Certes, il était devenu une bête de foire ; les gens faisaient mine de vouloir acheter des bouquets de fleurs et fréquentaient la pépinière, juste pour voir cet homme qui avait échappé à la chirurgienne meurtrière. Mais Warren aimait bien voir le bon côté dans chaque chose. Il était en vie, en santé, et il avait des dizaines de femmes à ses pieds désormais. Que pouvait-il espérer de mieux ?

Sans doute qu'elle soit encore là...

Non ! Pas question de penser à elle. Aujourd'hui, Allison faisait partie du passé. Ça faisait un mois qu'elle avait brûlé dans l'incendie de la cathédrale avec son complice. Au bout du compte, cette histoire avait secoué le monde pendant quelques instants, mais tout revenait à l'ordre.

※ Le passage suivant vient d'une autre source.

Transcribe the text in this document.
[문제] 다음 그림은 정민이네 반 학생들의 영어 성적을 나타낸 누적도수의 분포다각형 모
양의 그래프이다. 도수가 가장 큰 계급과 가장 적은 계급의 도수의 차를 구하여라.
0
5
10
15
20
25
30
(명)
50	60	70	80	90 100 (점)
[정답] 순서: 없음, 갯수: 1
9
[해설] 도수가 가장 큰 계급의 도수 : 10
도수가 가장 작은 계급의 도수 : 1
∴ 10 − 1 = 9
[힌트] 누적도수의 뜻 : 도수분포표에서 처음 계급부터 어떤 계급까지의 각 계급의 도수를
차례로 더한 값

— On est à l'antenne dans dix secondes !

Warren sursauta et revint à la réalité. L'espace d'un instant, il avait oublié cette émission. Aujourd'hui, Amity accueillait une chaîne télé qui souhaitait l'interviewer, précisément sur son métier de fleuriste. Enfin, ça c'est ce qu'on lui avait dit. Mais il n'était pas dupe ; une seule chose intéressait l'audience, c'était son histoire avec Allison. Il le savait, bien entendu.

Au départ, il avait voulu refuser. Toutefois, Kate (avec qui il s'était remis en couple soit dit en passant) avait insisté. Selon elle, ça ferait un beau coup de pub à la pépinière, et permettrait de relancer les ventes. Le sujet allait finir pas dévier sur Allison, certes. Mais la récompense serait largement à supérieure à ce maigre instant de désagrément.

— Alors, lui tonna le journaliste au bout d'une demi-heure de questions-réponses, vous semblez radieux, et vos fleurs se vendent par centaines chaque jour. Amity est devenue la pépinière par excellence de Londres. Difficile de croire que vous avez failli mourir il y a tout juste un mois, non pas à cause de votre insuffisance cardiaque, mais d'une main criminelle...

Warren soupira. Bah voilà, comme s'il ne s'y attendait pas. Le métis inspira profondément en braquant son regard clair sur la caméra. La brise froide ramena à ses narines l'odeur des daphnés parfumées de sa pépinière. Au-dessus de leurs têtes, le faible soleil de ce début d'automne traversait le dôme de verre, faisant rayonner les centaines de fleurs qui poussaient un peu partout.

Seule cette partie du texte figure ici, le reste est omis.